April 5: Flash Fiction
Horace ran around the town square under the midday sun laughing and whooping while doing flips and cartwheels.
“Horace is acting rather strange,” a townsperson observed.
“He sure is,” another concurred.
“Must be because it’s spring,” a third interjected. “He does act strange when the seasons change.”
“But this is out of control,” the first said. “And look at that suggestive move he’s doing to one of the pillars in front of the courthouse!”
“Perhaps it’s time to kick Horace out of our respectable community,” the second townsperson suggested.
“Agreed,” the third agreed. “He’s too weird for Santa Cruz.”
March 8: Flash Fiction Challenge
Timmy brought the balloon animal to his family. “Look at what I got.”
“Why look at that balloon dog!” his mother said. “How cute!”
“No,” father disagreed, “it’s a horse.”
“You’re both wrong,” grandma interrupted. “It’s obviously a rhinoceros.”
“Let me look at that,” Uncle Wally requested as he took the balloon animal and inspected it. “Just as I thought, a pelican.”
Aunt Sue grabbed the balloon animal and looked it over. “No, it’s a lobster.”
“You’re all wrong,” Timmy said as he took it back. “It’s just a bunch of balloons randomly tied together. You people are weird.”
February 1: Flash Fiction Challenge
“Trust me, son, you’ll like this film,” father said as he inserted the DVD. “It’s a classic!”
“Oh no, not another black and white movie.”
“Still a quality film.”
“But old movies are so dated,” the son insisted. “And they talk so fast you can’t understand them.”

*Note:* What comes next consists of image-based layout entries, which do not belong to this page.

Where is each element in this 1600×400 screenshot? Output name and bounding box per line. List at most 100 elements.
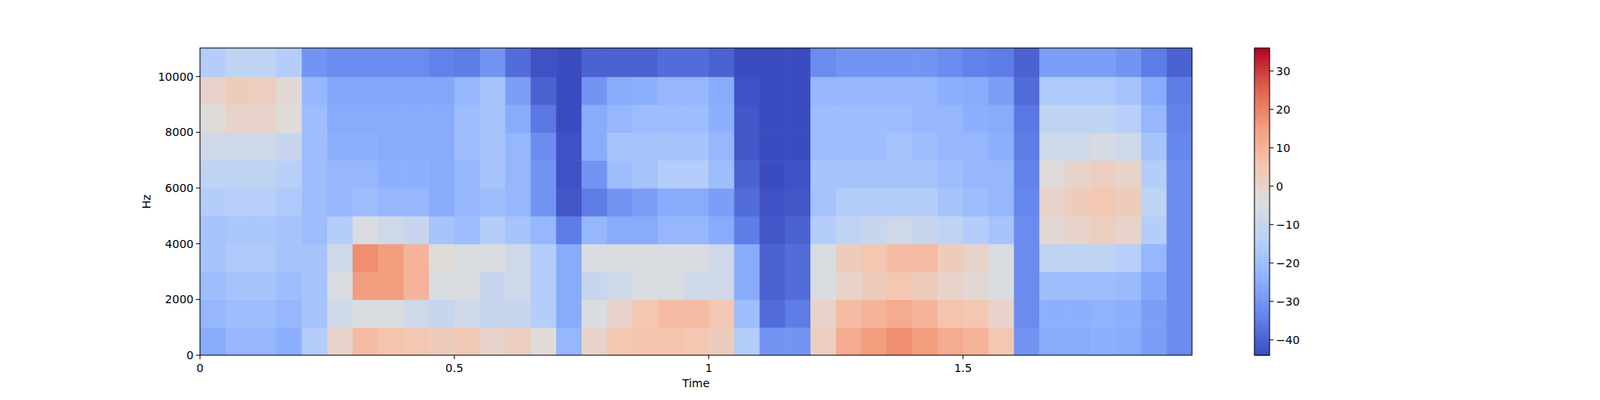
y-tick-label: 4000 bbox=[164, 237, 194, 251]
cell bbox=[352, 160, 379, 188]
cell bbox=[836, 160, 862, 188]
cell bbox=[1090, 160, 1116, 188]
cell bbox=[225, 160, 252, 188]
cell bbox=[378, 327, 404, 356]
cell bbox=[454, 48, 480, 77]
cell bbox=[810, 76, 836, 105]
cell bbox=[1140, 76, 1167, 105]
cell bbox=[1090, 48, 1116, 77]
cell bbox=[556, 76, 582, 105]
cell bbox=[784, 327, 811, 356]
cell bbox=[1166, 244, 1192, 272]
cell bbox=[403, 132, 429, 160]
cell bbox=[886, 327, 912, 356]
cell bbox=[734, 104, 760, 133]
cell bbox=[581, 299, 608, 328]
cell bbox=[428, 104, 455, 133]
cell bbox=[403, 76, 429, 105]
cell bbox=[657, 299, 684, 328]
cells bbox=[200, 48, 1192, 356]
cell bbox=[861, 299, 888, 328]
cell bbox=[683, 244, 709, 272]
cell bbox=[276, 76, 302, 105]
cell bbox=[784, 216, 811, 244]
cell bbox=[581, 132, 608, 160]
cell bbox=[454, 132, 480, 160]
cell bbox=[657, 48, 684, 77]
cell bbox=[225, 48, 252, 77]
cell bbox=[301, 244, 328, 272]
cell bbox=[1013, 244, 1040, 272]
x-tick-label: 1 bbox=[704, 361, 712, 375]
cell bbox=[428, 132, 455, 160]
cell bbox=[276, 327, 302, 356]
cell bbox=[352, 132, 379, 160]
cell bbox=[276, 132, 302, 160]
cell bbox=[1013, 327, 1040, 356]
cell bbox=[708, 132, 735, 160]
cell bbox=[480, 272, 506, 300]
cell bbox=[428, 299, 455, 328]
cell bbox=[861, 160, 888, 188]
cell bbox=[276, 160, 302, 188]
cell bbox=[937, 48, 964, 77]
cell bbox=[708, 216, 735, 244]
cell bbox=[607, 76, 633, 105]
cell bbox=[403, 48, 429, 77]
cell bbox=[886, 104, 912, 133]
cell bbox=[327, 104, 353, 133]
cell bbox=[963, 244, 989, 272]
cell bbox=[556, 299, 582, 328]
colorbar-tick bbox=[1269, 300, 1274, 302]
cell bbox=[480, 132, 506, 160]
cell bbox=[251, 188, 277, 216]
cell bbox=[836, 104, 862, 133]
cell bbox=[683, 216, 709, 244]
cell bbox=[1090, 327, 1116, 356]
cell bbox=[530, 299, 556, 328]
cell bbox=[886, 76, 912, 105]
colorbar-tick-label: −30 bbox=[1276, 295, 1300, 308]
cell bbox=[734, 48, 760, 77]
cell bbox=[886, 48, 912, 77]
cell bbox=[937, 244, 964, 272]
cell bbox=[886, 160, 912, 188]
cell bbox=[200, 76, 226, 105]
y-tick bbox=[196, 188, 200, 189]
cell bbox=[581, 188, 608, 216]
cell bbox=[276, 299, 302, 328]
cell bbox=[759, 132, 785, 160]
cell bbox=[1090, 272, 1116, 300]
cell bbox=[734, 160, 760, 188]
cell bbox=[480, 244, 506, 272]
cell bbox=[988, 327, 1015, 356]
cell bbox=[530, 76, 556, 105]
cell bbox=[1140, 327, 1167, 356]
cell bbox=[759, 216, 785, 244]
cell bbox=[530, 244, 556, 272]
cell bbox=[912, 188, 938, 216]
cell bbox=[1064, 327, 1091, 356]
cell bbox=[530, 104, 556, 133]
cell bbox=[1166, 299, 1192, 328]
y-tick-label: 6000 bbox=[164, 181, 194, 195]
cell bbox=[861, 104, 888, 133]
cell bbox=[505, 48, 532, 77]
chart-root: 00.511.50200040006000800010000TimeHz−40−… bbox=[0, 0, 1600, 400]
colorbar-tick bbox=[1269, 185, 1274, 187]
cell bbox=[607, 48, 633, 77]
cell bbox=[454, 216, 480, 244]
cell bbox=[301, 132, 328, 160]
cell bbox=[200, 48, 226, 77]
cell bbox=[556, 272, 582, 300]
cell bbox=[734, 76, 760, 105]
cell bbox=[1116, 244, 1142, 272]
cell bbox=[428, 216, 455, 244]
cell bbox=[810, 48, 836, 77]
y-tick bbox=[196, 299, 200, 300]
cell bbox=[1116, 188, 1142, 216]
cell bbox=[1166, 132, 1192, 160]
cell bbox=[352, 244, 379, 272]
cell bbox=[225, 299, 252, 328]
cell bbox=[734, 216, 760, 244]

“That’s because they were all high on Benzedrine, but you’ll like this one,” father assured. “A timeless story.” He pressed play on the remote, the movie started, and they watched the opening scene.
“So if this is a black and white movie,” the son wondered, “how come it only has white actors?”
January 25: Flash Fiction Challenge
Terry looked over the screenplay he was cowriting and hoped that the alteration he made would be acceptable. He went to the director.
“There’s something about the script I think should change,” Terry said.
“The title? What’s wrong with Edge of Doom?”
“Well, it’s a bit clichéd.”
“But it matches the theme perfectly!” the director asserted.
“True, but I was thinking of something a little more imaginative.” Terry handed over the rewritten script.
The director looked at the title page. “Seriously?” he laughed. “Who’s going to want to watch a movie called Dr. Strangelove“?
January 18: Flash Fiction Challenge
Cpl. Wildey led his squad through a clearing and into a wooded thicket toward enemy lines on a reconnaissance mission to ascertain troop locations. The trail they were on approached an enemy headquarters in the distance. Cpl. Wildey thought he saw movement ahead, so he ordered his troops to sneak up by crawling through a high grass area. He carefully maneuvered them without notice when he suddenly came face to face with a pair of the enemy’s boots standing squarely and menacingly. Fear shot through him, until he looked up and saw that no one was wearing the boots.